Despite the impressive breadth of research topics and methodologies covered, several absences from this special section are notable: Similar to most research in this area to date, the papers in the special section do not include minority populations other than Blacks and Latinos, such as Native Americans and different subpopulations of Asians. Further, little research in general has examined racial/ethnic disparities in the context of other types of cross-cutting disparities (e.g., by sexual orientation), although several papers in this section examine gender subgroups [6, 7]. Additional research is needed to understand whether and how different racial/ethnic and social categories combine to affect health.
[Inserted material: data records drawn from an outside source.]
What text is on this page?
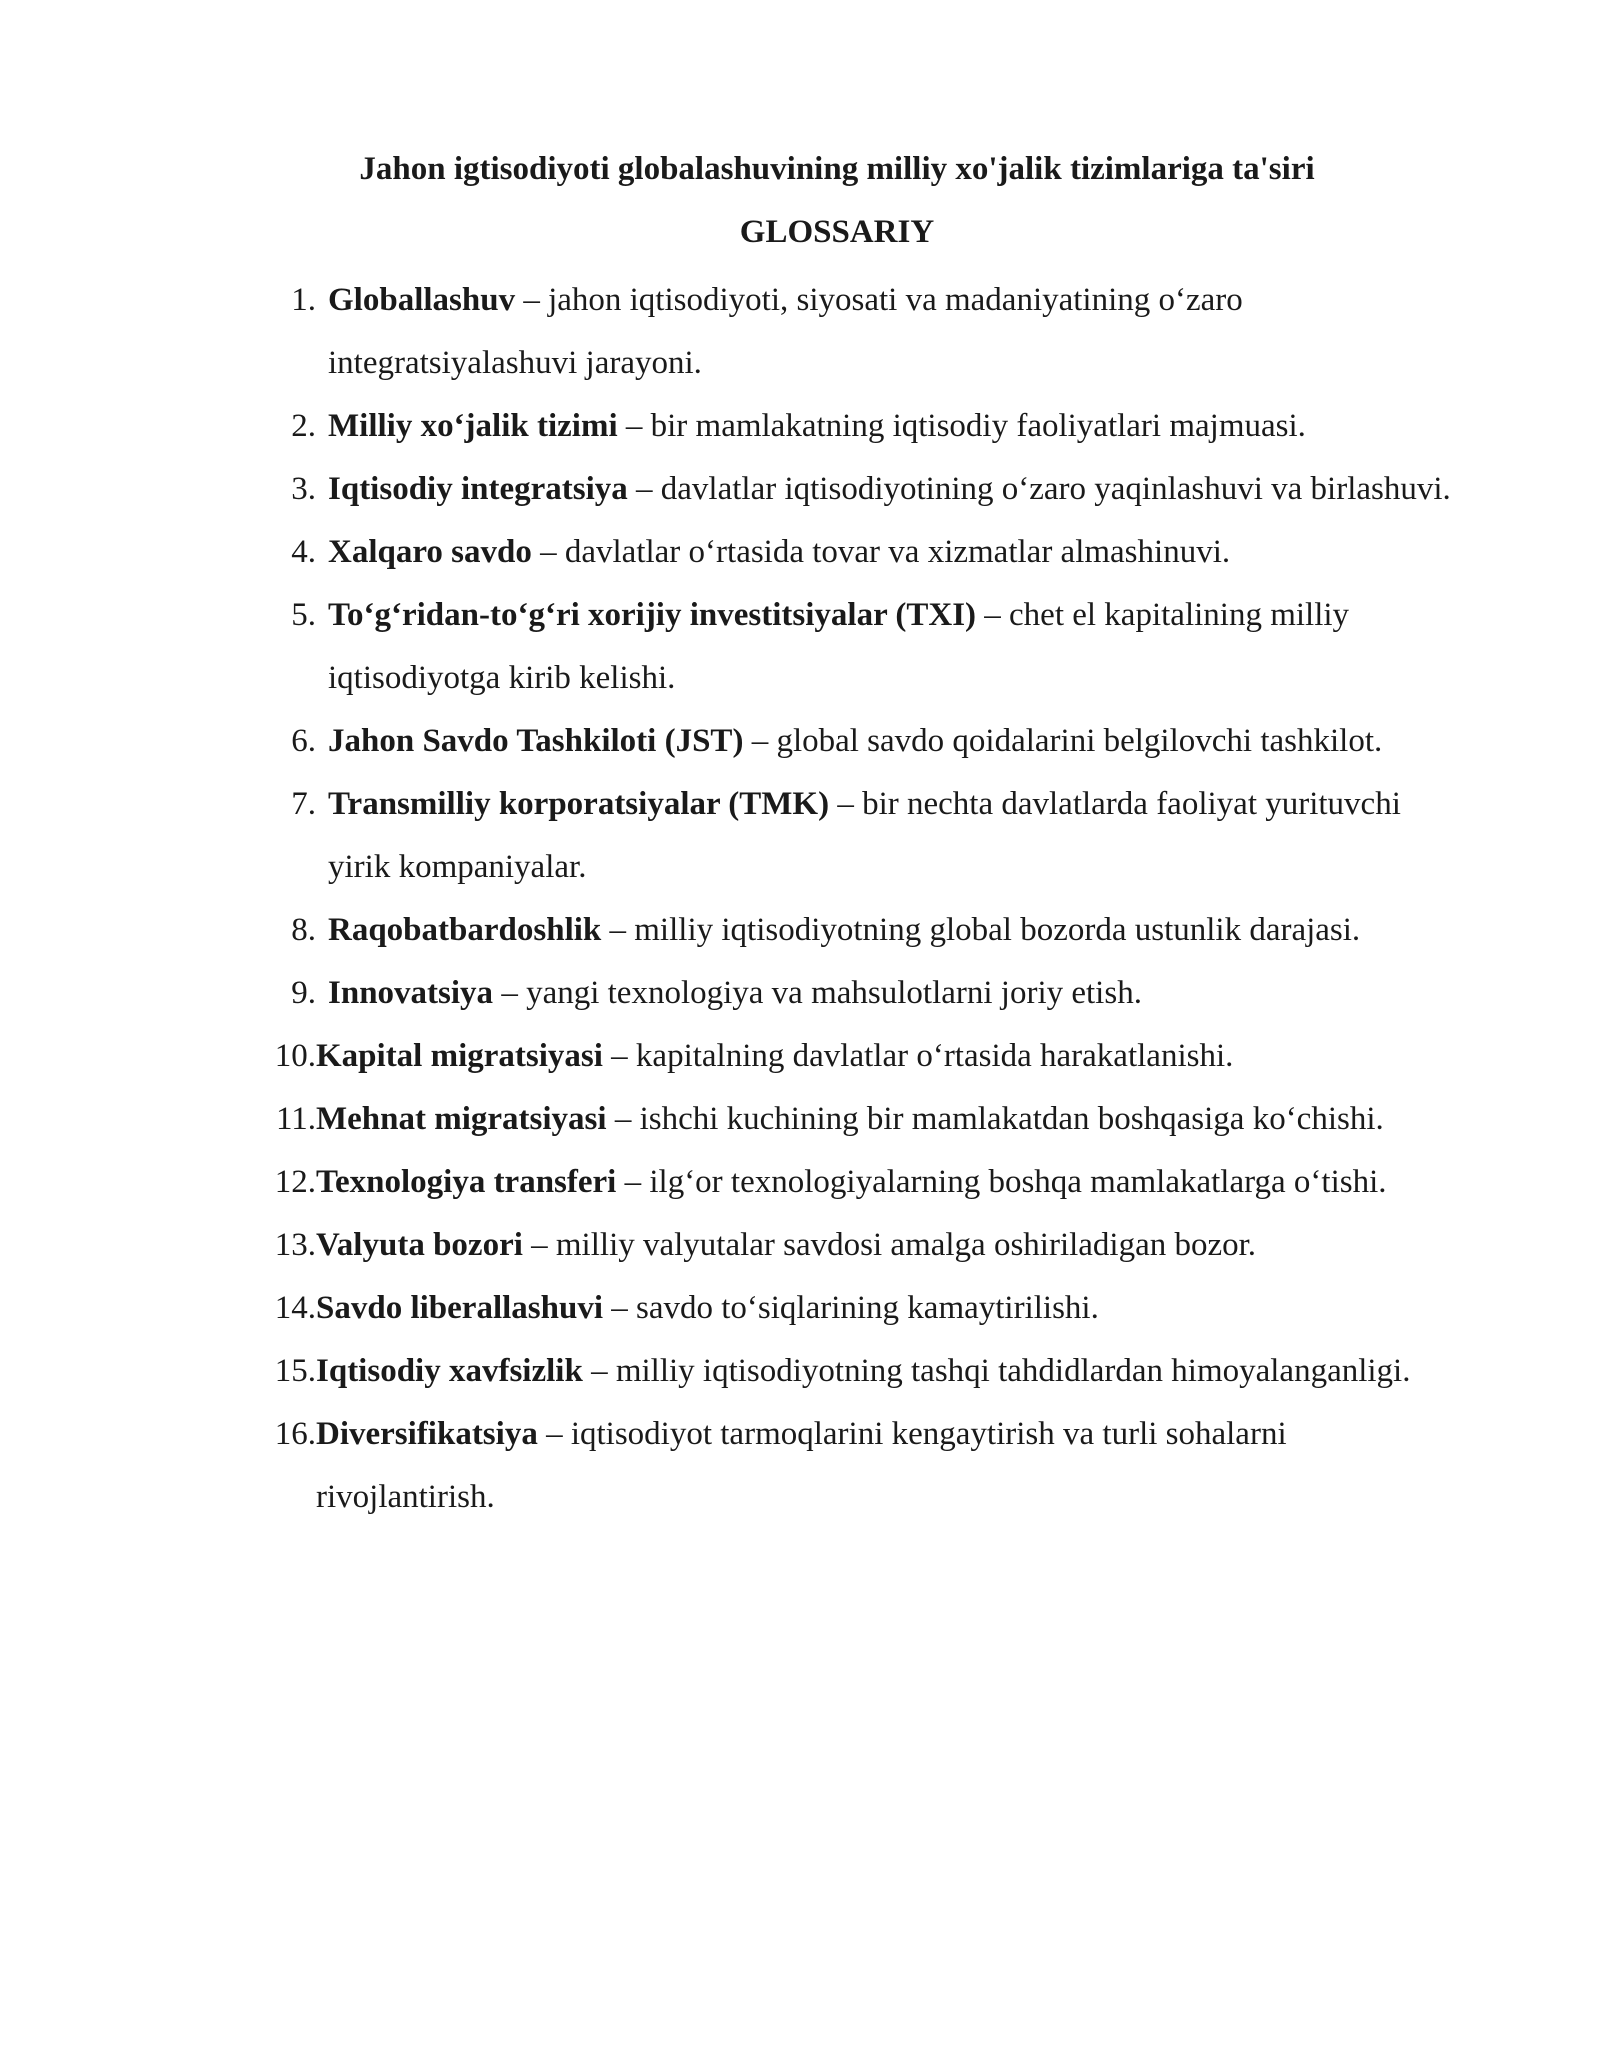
Jahon igtisodiyoti globalashuvining milliy xo'jalik tizimlariga ta'siri
GLOSSARIY
1. Globallashuv – jahon iqtisodiyoti, siyosati va madaniyatining o‘zaro integratsiyalashuvi jarayoni.
2. Milliy xo‘jalik tizimi – bir mamlakatning iqtisodiy faoliyatlari majmuasi.
3. Iqtisodiy integratsiya – davlatlar iqtisodiyotining o‘zaro yaqinlashuvi va birlashuvi.
4. Xalqaro savdo – davlatlar o‘rtasida tovar va xizmatlar almashinuvi.
5. To‘g‘ridan-to‘g‘ri xorijiy investitsiyalar (TXI) – chet el kapitalining milliy iqtisodiyotga kirib kelishi.
6. Jahon Savdo Tashkiloti (JST) – global savdo qoidalarini belgilovchi tashkilot.
7. Transmilliy korporatsiyalar (TMK) – bir nechta davlatlarda faoliyat yurituvchi yirik kompaniyalar.
8. Raqobatbardoshlik – milliy iqtisodiyotning global bozorda ustunlik darajasi.
9. Innovatsiya – yangi texnologiya va mahsulotlarni joriy etish.
10. Kapital migratsiyasi – kapitalning davlatlar o‘rtasida harakatlanishi.
11. Mehnat migratsiyasi – ishchi kuchining bir mamlakatdan boshqasiga ko‘chishi.
12. Texnologiya transferi – ilg‘or texnologiyalarning boshqa mamlakatlarga o‘tishi.
13. Valyuta bozori – milliy valyutalar savdosi amalga oshiriladigan bozor.
14. Savdo liberallashuvi – savdo to‘siqlarining kamaytirilishi.
15. Iqtisodiy xavfsizlik – milliy iqtisodiyotning tashqi tahdidlardan himoyalanganligi.
16. Diversifikatsiya – iqtisodiyot tarmoqlarini kengaytirish va turli sohalarni rivojlantirish.
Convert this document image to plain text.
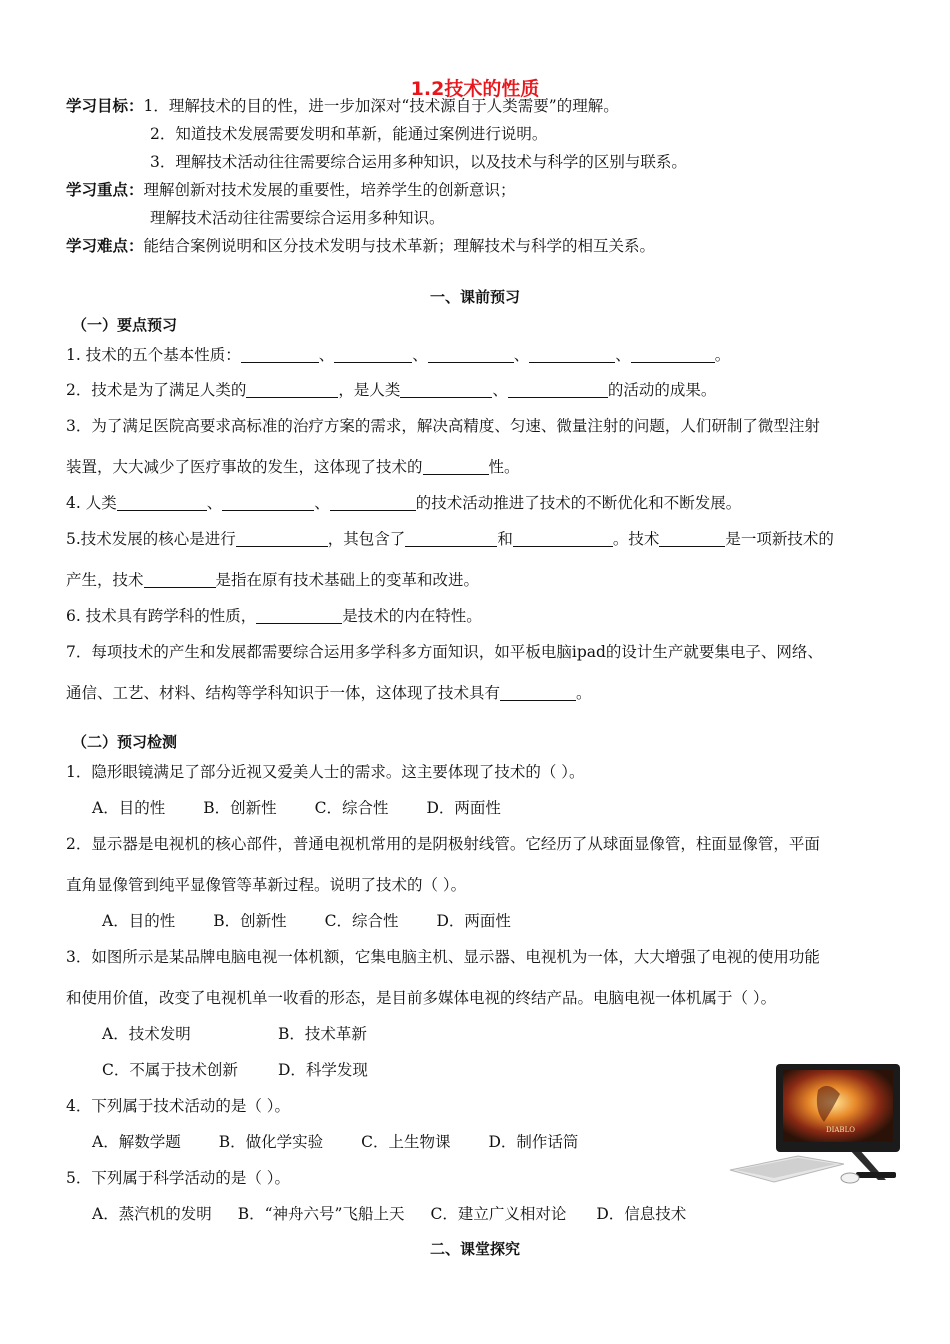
1.2技术的性质
学习目标：1．理解技术的目的性，进一步加深对“技术源自于人类需要”的理解。
2．知道技术发展需要发明和革新，能通过案例进行说明。
3．理解技术活动往往需要综合运用多种知识，以及技术与科学的区别与联系。
学习重点：理解创新对技术发展的重要性，培养学生的创新意识；
理解技术活动往往需要综合运用多种知识。
学习难点：能结合案例说明和区分技术发明与技术革新；理解技术与科学的相互关系。
一、课前预习
（一）要点预习
1. 技术的五个基本性质：	、	、	、	、	。
2．技术是为了满足人类的	，是人类	、	的活动的成果。
3．为了满足医院高要求高标准的治疗方案的需求，解决高精度、匀速、微量注射的问题，人们研制了微型注射
装置，大大减少了医疗事故的发生，这体现了技术的	性。
4. 人类	、	、	的技术活动推进了技术的不断优化和不断发展。
5.技术发展的核心是进行	，其包含了	和	。技术	是一项新技术的
产生，技术	是指在原有技术基础上的变革和改进。
6. 技术具有跨学科的性质，	是技术的内在特性。
7．每项技术的产生和发展都需要综合运用多学科多方面知识，如平板电脑ipad的设计生产就要集电子、网络、
通信、工艺、材料、结构等学科知识于一体，这体现了技术具有	。
（二）预习检测
1．隐形眼镜满足了部分近视又爱美人士的需求。这主要体现了技术的（ ）。
A．目的性 B．创新性 C．综合性 D．两面性
2．显示器是电视机的核心部件，普通电视机常用的是阴极射线管。它经历了从球面显像管，柱面显像管，平面
直角显像管到纯平显像管等革新过程。说明了技术的（ ）。
A．目的性 B．创新性 C．综合性 D．两面性
3．如图所示是某品牌电脑电视一体机额，它集电脑主机、显示器、电视机为一体，大大增强了电视的使用功能
和使用价值，改变了电视机单一收看的形态，是目前多媒体电视的终结产品。电脑电视一体机属于（ ）。
A．技术发明	B．技术革新
C．不属于技术创新	D．科学发现
4．下列属于技术活动的是（ ）。
A．解数学题 B．做化学实验 C．上生物课 D．制作话筒
5．下列属于科学活动的是（ ）。
A．蒸汽机的发明 B．“神舟六号”飞船上天 C．建立广义相对论 D．信息技术
二、课堂探究
DIABLO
Special sections of journals are a necessary starting point for developing areas of research that have been ignored or understudied. The papers presented here address the starting points suggested by Whitfield and Hayward [12] to provide information on the processes by which health disparities arise, increase the specificity of information on health problems, evaluate the potential for current data collection efforts to provide appropriate samples that reflect the socioeconomic distribution of minority groups, and address health disparities in a lifecycle context. Future multi-method studies could be invaluable in uncovering why certain variables are associated with health disparities, as well as providing a basis for intervention development. This special section of the Annals of Behavioral Medicine provides an important contribution to attempting to improve our knowledge of risk and protective behaviors that may be responsible for disparities.